Il s’agit de la plus grande marée noire à Ormuz depuis que la guerre a interrompu la majeure partie du trafic sur la voie navigable il y a six semaines. Aucun pays ne reçoit de pétrole de la République islamique, et aucun pays n’a de liens directs évidents avec la République islamique.
La réouverture de l’île d’Ormuz est cruciale pour le commerce mondial du pétrole, car sa fermeture a anéanti des millions de barils d’approvisionnement sur le marché mondial. La réouverture atténuerait la pression sur les marchés monétaires de plus en plus tendus partout dans le monde. Les États-Unis et l’Iran devraient tenir des pourparlers de paix à Islamabad dans les prochains jours.
Les deux superpétroliers chinois ont été les premiers navires d’un pays asiatique aperçus en train de sortir des barils du golfe Persique, une aubaine pour la Chine mais qui souligne néanmoins à quel point le pays est mis à rude épreuve par le conflit.
Du point de vue du débit de pétrole, la marée noire est importante, mais reste bien en dessous des niveaux normaux.
Pendant cette période, les trois pétroliers ont une capacité de transport d’environ 6 millions de barils de pétrole brut. De plus, l’Iran, le seul pays qui exporte réellement des barils, l’a fait à un rythme d’environ 1,7 million de barils par jour le mois dernier. Cela signifie qu’environ la moitié du trafic normal emprunte la voie navigable, et ce, pour une seule journée.
Un troisième pétrolier chinois, le Yuan Hua Hu, n’a pas non plus envoyé de signal samedi, mais attendait à proximité avant que les deux premiers navires ne quittent le golfe Persique.

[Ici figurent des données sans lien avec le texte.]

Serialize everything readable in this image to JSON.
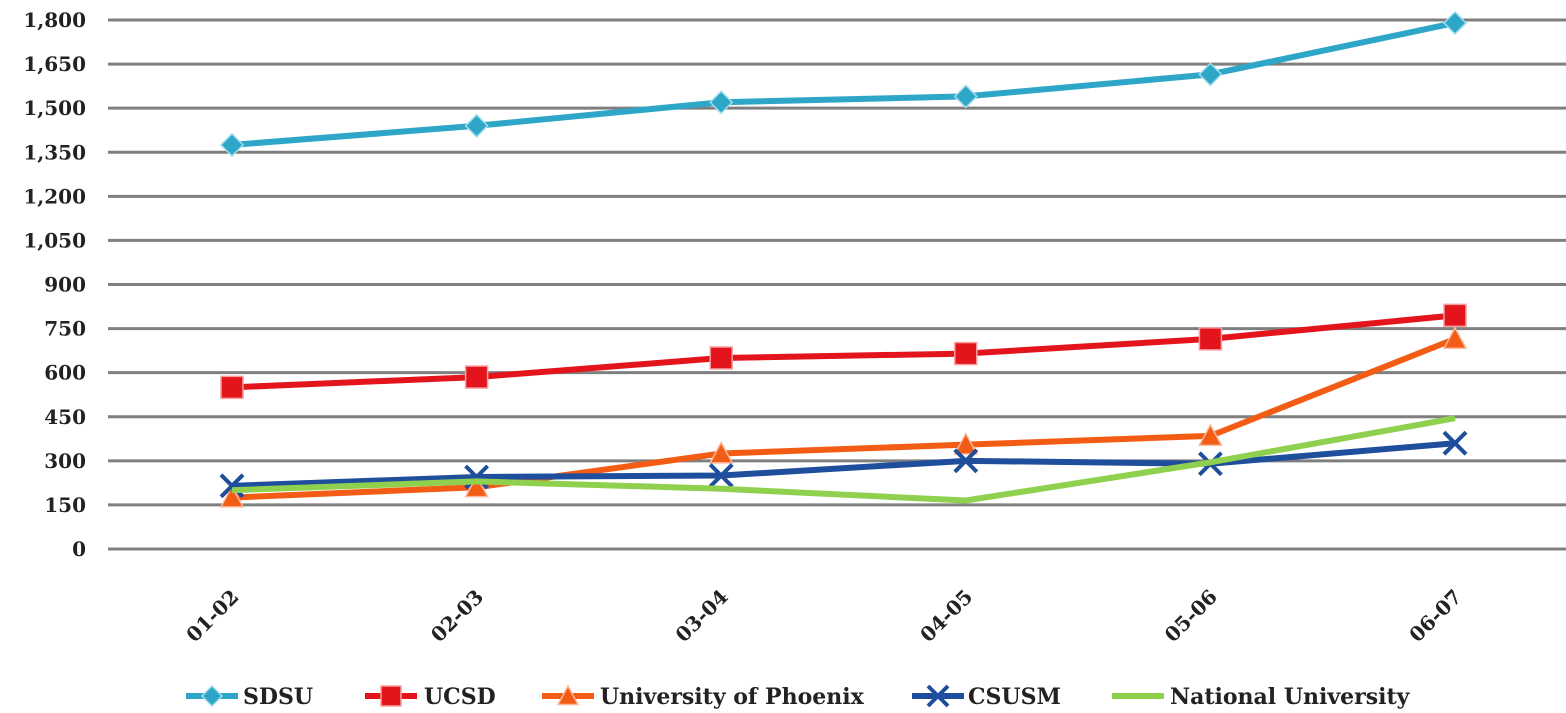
{
  "chart_data": {
    "type": "line",
    "categories": [
      "01-02",
      "02-03",
      "03-04",
      "04-05",
      "05-06",
      "06-07"
    ],
    "yticks": [
      "0",
      "150",
      "300",
      "450",
      "600",
      "750",
      "900",
      "1,050",
      "1,200",
      "1,350",
      "1,500",
      "1,650",
      "1,800"
    ],
    "ylim": [
      0,
      1800
    ],
    "grid": true,
    "legend": "bottom",
    "series": [
      {
        "name": "SDSU",
        "values": [
          1375,
          1440,
          1520,
          1540,
          1615,
          1790
        ],
        "color": "#2da6c8",
        "marker": "diamond"
      },
      {
        "name": "UCSD",
        "values": [
          550,
          585,
          650,
          665,
          715,
          795
        ],
        "color": "#e3141c",
        "marker": "square"
      },
      {
        "name": "University of Phoenix",
        "values": [
          175,
          210,
          325,
          355,
          385,
          715
        ],
        "color": "#f25c14",
        "marker": "triangle"
      },
      {
        "name": "CSUSM",
        "values": [
          215,
          245,
          250,
          300,
          290,
          360
        ],
        "color": "#1f4e9c",
        "marker": "x"
      },
      {
        "name": "National University",
        "values": [
          200,
          230,
          205,
          165,
          295,
          445
        ],
        "color": "#8fd14f",
        "marker": "none"
      }
    ]
  }
}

Le pétrolier grec battait pavillon de Malacca, en Malaisie, où les médias du pays ont rapporté vendredi que le cargo grec avait reçu l’autorisation de repartir. Malacca est également un point de transit pour les navires se dirigeant vers d’autres régions d’Asie. L’Iran a déclaré que les navires étaient autorisés à naviguer sur la voie navigable mais qu’ils avaient besoin d’une autorisation pour le faire.
Les deux superpétroliers chinois sont Kospar Lake et He Long Hai. Le grec est Serifos. Les appels adressés à l’exploitant du navire en dehors des heures normales de travail n’ont reçu aucune réponse ou n’ont pas été répondus immédiatement. Selon les données de suivi, le Serifos et le Heron Hai ont chargé leur cargaison en Arabie Saoudite, tandis que le Kospar Lake a chargé en Irak.
Tous trois auraient emprunté la route du nord en passant par le détroit demandé par Téhéran. La route traverse les eaux iraniennes et suit les côtes des îles Qeshm et Larak, à une distance significative de la route traditionnelle d’Ormuz qui longe la côte sud de la voie navigable.
La majeure partie du trafic sur cette voie navigable, qui transporte normalement environ un cinquième du pétrole mondial et une part similaire du gaz naturel liquéfié, s’est arrêtée un jour après le début de la guerre, le 28 février.
Bien que le suivi numérique des navires puisse être manipulé, les signaux des trois navires semblent correspondre aux mouvements réels des navires.